El artista presentó un adelanto de su exposición anual, en el que retrata a la capital coahuilense como nunca antes lo había hecho

Geroca observa la ciudad desde todos los ángulos posibles. La ve desde el nivel del suelo, entre sus calles y dentro de sus bares, restaurantes y cantinas, y también la ve desde los cielos; crea mapas detallados de callejones y cuadras enteras con sus edificios emblemáticos.

Estos cuadros urbanos, que suelen constituir las piezas más importantes de las series que presenta cada invierno en la Taberna el Cerdo de Babel, suelen estar atiborrados gente y actividad por doquier. Un accidente por ahí, un paseante por allá, monjes alcoholizados, ratones bicicleteros; asaltos, risas, niños y adultos, aventuras y desventuras.

Pero en la pieza de gran formato que creó para este año Saltillo duerme. Hay indicios de actividad en algunas zonas, pero solo se infiere, como el estacionamiento de la de Allende, repleto de autos.
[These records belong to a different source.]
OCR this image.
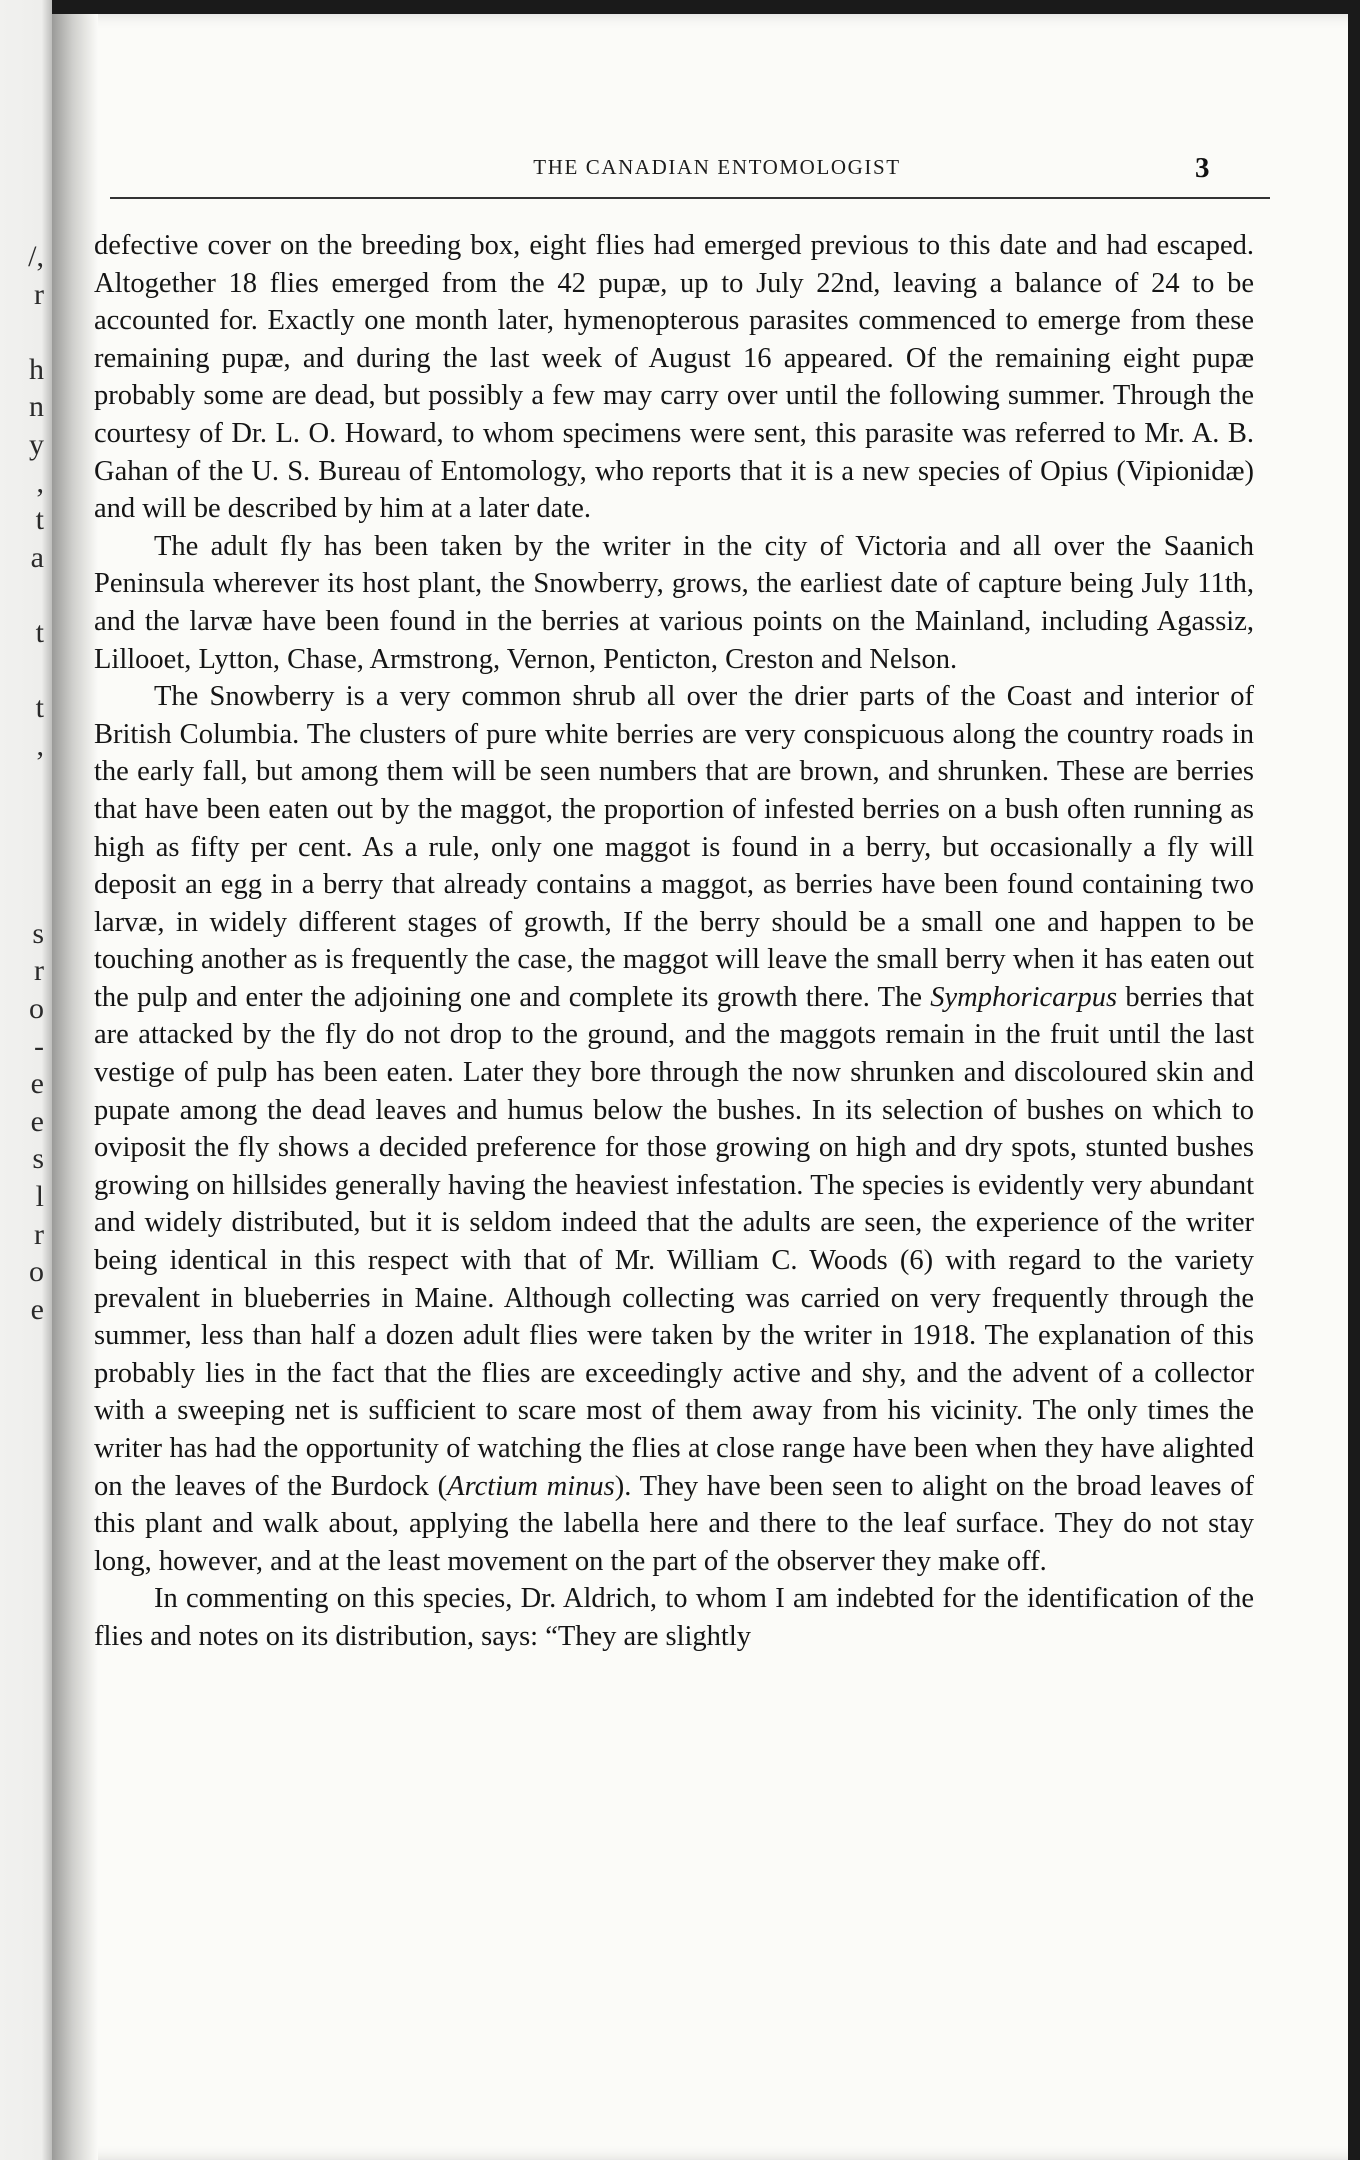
/,
r
h
n
y
,
t
a
t
t
,
s
r
o
-
e
e
s
l
r
o
e
THE CANADIAN ENTOMOLOGIST	3

defective cover on the breeding box, eight flies had emerged previous to this date and had escaped. Altogether 18 flies emerged from the 42 pupæ, up to July 22nd, leaving a balance of 24 to be accounted for. Exactly one month later, hymenopterous parasites commenced to emerge from these remaining pupæ, and during the last week of August 16 appeared. Of the remaining eight pupæ probably some are dead, but possibly a few may carry over until the following summer. Through the courtesy of Dr. L. O. Howard, to whom specimens were sent, this parasite was referred to Mr. A. B. Gahan of the U. S. Bureau of Entomology, who reports that it is a new species of Opius (Vipionidæ) and will be described by him at a later date.

The adult fly has been taken by the writer in the city of Victoria and all over the Saanich Peninsula wherever its host plant, the Snowberry, grows, the earliest date of capture being July 11th, and the larvæ have been found in the berries at various points on the Mainland, including Agassiz, Lillooet, Lytton, Chase, Armstrong, Vernon, Penticton, Creston and Nelson.

The Snowberry is a very common shrub all over the drier parts of the Coast and interior of British Columbia. The clusters of pure white berries are very conspicuous along the country roads in the early fall, but among them will be seen numbers that are brown, and shrunken. These are berries that have been eaten out by the maggot, the proportion of infested berries on a bush often running as high as fifty per cent. As a rule, only one maggot is found in a berry, but occasionally a fly will deposit an egg in a berry that already contains a maggot, as berries have been found containing two larvæ, in widely different stages of growth, If the berry should be a small one and happen to be touching another as is frequently the case, the maggot will leave the small berry when it has eaten out the pulp and enter the adjoining one and complete its growth there. The Symphoricarpus berries that are attacked by the fly do not drop to the ground, and the maggots remain in the fruit until the last vestige of pulp has been eaten. Later they bore through the now shrunken and discoloured skin and pupate among the dead leaves and humus below the bushes. In its selection of bushes on which to oviposit the fly shows a decided preference for those growing on high and dry spots, stunted bushes growing on hillsides generally having the heaviest infestation. The species is evidently very abundant and widely distributed, but it is seldom indeed that the adults are seen, the experience of the writer being identical in this respect with that of Mr. William C. Woods (6) with regard to the variety prevalent in blueberries in Maine. Although collecting was carried on very frequently through the summer, less than half a dozen adult flies were taken by the writer in 1918. The explanation of this probably lies in the fact that the flies are exceedingly active and shy, and the advent of a collector with a sweeping net is sufficient to scare most of them away from his vicinity. The only times the writer has had the opportunity of watching the flies at close range have been when they have alighted on the leaves of the Burdock (Arctium minus). They have been seen to alight on the broad leaves of this plant and walk about, applying the labella here and there to the leaf surface. They do not stay long, however, and at the least movement on the part of the observer they make off.

In commenting on this species, Dr. Aldrich, to whom I am indebted for the identification of the flies and notes on its distribution, says: “They are slightly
No hay gente por las calles, solo un automóvil transita solitario rumbo al sur, pero en medio, en una Plaza de Armas sin vegetación, recostado y plácidamente dormido, un perro azul gigantesco resguarda la ciudad, atento a cualquier amenaza externa.

"El perro que cuida la ciudad" es como pocos en la obra de Geroca. La noche se llevó casi todos los colores que caracterizan sus pinturas y ahora solo se encuentran donde las luces de las farolas alcanzan a iluminar o donde la luna llena deja caer su velo azul, como sucede sobre la Sierra de Zapalinamé.

La pintura aún no está terminada, pero de acuerdo con Sergio Castillo, socio del Cerdo de Babel, quería darla a conocer en redes como un adelanto.

Fue con él con quien conversamos para conocer más sobre la pieza y recalcó que aunque aún le faltan unos detalles menores todavía no está terminado el cuadro, pero no lo hizo con intención de celebrar el aniversario de la ciudad, pues incluso es de los que disputan que se haya fundado un 25 de julio —debate historiográfico que hasta la fecha continúa—.

“Le gusta la historia de la ciudad, del noreste del país, es un gran lector de literatura de este género, y por eso está tan obsesionado con la arquitectura de las ciudades, además es arquitecto de profesión. Y aquí procura hacer un muy buen uso de la perspectiva, la luz, la profundidad de campo y los colores”, comentó.

Fiel a la representación de los detalles que conforman el paisaje urbano del primer cuadro —que no al perfeccionismo académico, pues entonces su fidelidad se inclina hacia su estilo caricaturesco— no dejó estructura de importancia sin retratar, incluida la nueva torre mirador, cuya construcción, señaló Castillo, no apoyó el pintor.

El gestor cultural, nos contó, le increpó al artista porqué la puso si no le gusta, y él respondió que “la tengo que poner, aunque no nos guste ya es parte de nuestra historia”.

Tal vez inspirado en la pandemia, que dejó durante un tiempo vacías las calles de la ciudad y en letargo la actividad nocturna del Centro Histórico y de otras zonas, o tal vez simple observación y exploración dentro de su vasta obra, Geroca presentó este adelanto como una forma de decir y demostrar que se prepara para ofrecer este próximo diciembre otra gran exposición.